Wyoming LLC law updated July 1, 2010

Hello everybody !

I am a new member of this (great) forum and I first wanted to thanks you. This forum helps me a lot. I always take a look at this forum before I call an Lawyer, CPA, Tax Adviser…
(English is not my first language, so please forgive… odd expressions and poor orthography)

My 1st post is about something that I have read recently:
An updated Wyoming LLC law is (suposed to give) the best LLC asset protection law. The following is from a web site:
“Now, as of July 1, 2010, Wyoming has pioneered a new form of Close LLC precluding creditors from any legal or equitable remedy other than a charging order against the LLC interest, even as to Single Member LLC’s. The charging order is the “exclusive remedy.” Other remedies, including foreclosure and a “court order for directions, accounts and inquiries” are not available and may not be ordered by a court. This means that you do not have to have 2 or more members in the LLC to get the charging order protection!”
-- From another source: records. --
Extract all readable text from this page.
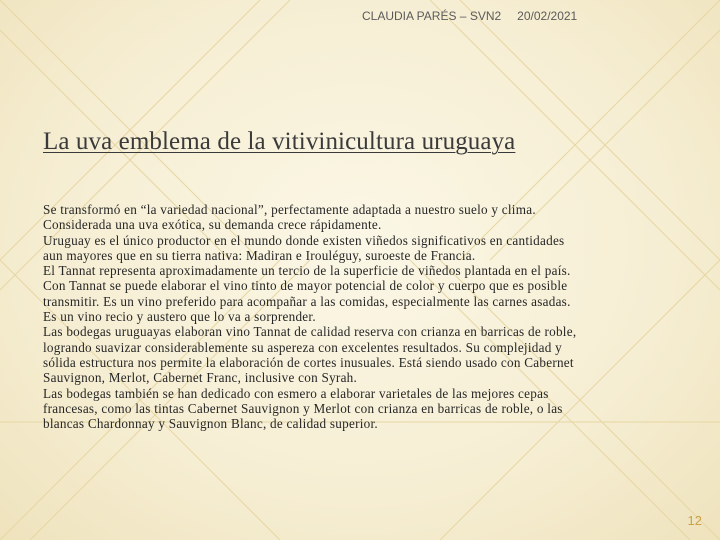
CLAUDIA PARÉS – SVN2 20/02/2021
La uva emblema de la vitivinicultura uruguaya
Se transformó en “la variedad nacional”, perfectamente adaptada a nuestro suelo y clima.
Considerada una uva exótica, su demanda crece rápidamente.
Uruguay es el único productor en el mundo donde existen viñedos significativos en cantidades
aun mayores que en su tierra nativa: Madiran e Irouléguy, suroeste de Francia.
El Tannat representa aproximadamente un tercio de la superficie de viñedos plantada en el país.
Con Tannat se puede elaborar el vino tinto de mayor potencial de color y cuerpo que es posible
transmitir. Es un vino preferido para acompañar a las comidas, especialmente las carnes asadas.
Es un vino recio y austero que lo va a sorprender.
Las bodegas uruguayas elaboran vino Tannat de calidad reserva con crianza en barricas de roble,
logrando suavizar considerablemente su aspereza con excelentes resultados. Su complejidad y
sólida estructura nos permite la elaboración de cortes inusuales. Está siendo usado con Cabernet
Sauvignon, Merlot, Cabernet Franc, inclusive con Syrah.
Las bodegas también se han dedicado con esmero a elaborar varietales de las mejores cepas
francesas, como las tintas Cabernet Sauvignon y Merlot con crianza en barricas de roble, o las
blancas Chardonnay y Sauvignon Blanc, de calidad superior.
12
Anybody agree with it ? Do you have more details ?

Nothing special here. Many states already limit creditors to a charging order. Here is a new type of charging order used by creditors.
No one can take any money out of the LLC.
The LLC cannot loan money to anyone.
The LLC can’t sell property or major assets.
The LLC can’t buy property or major assets.
A receiver is appointed at a cost of as much as $600/hr.

How long can you operate under these conditions before you give the creditor what he wants?

This law doesn’t apply to bankruptcy and it only takes an $11,000 to force a debtor into involuntary bankruptcy.

There is also fraudulent transfer and alter ego theories to pierce the LLC. No charging order needed.

The most important part of this law is that it only applies to WY LLCs that operate in WY. A foreign WY LLC is subject to the laws of the other state. It doesn’t do any good unless you live and operate your business in WY.


Thanks for your response BLL.

And in fact, I live in Florida and operate one (consulting) business (SMLLC taxed as a S-Corp) in Florida, not Wyoming…
I would like to invest in condos or small multi units in Florida, in addition to my actual business. For asset protection, I know how SMLLCs and even MMLLCs are useless, here in Florida.

Any suggestion regarding the choice of a business entity in Florida, for asset protection purpose ?

In fact, I have read in this forum this suggestion :
“For the best (yeap could be cumbersone) property in Land Trust, beneficiary is an LLC, the LLC’s members are a couple of Personal Property Trusts, those trusts are owned by you and your wife.”
Seems to me very complicated…
I agree with the land trust, but after that, not sure !

Thanks for your advices et and suggestions.

I don’t. I have FL colleagues who are still trying to figure out exactly what Olmstead means for them. I suspect the legislature will have to act to bring clarity.

This is just guru nonsense from people who don’t work in the real world. What is the business purpose for such a convoluted mess. If you don’t have a good answer, the judge will assume you are up to no good and rule against you. Asset protection doesn’t look like asset protection and doesn’t get challenged as such. The opposing attorney will whip out some guru course that advocates this crap as evidence you have engaged in a scheme to defraud creditors. Then, you will have no credibility in the judge’s eyes. Use simple, time-tested strategies that have long case law. New in the legal world means unknown and that is not what you want. Let someone else be the test case and learn from their mistakes.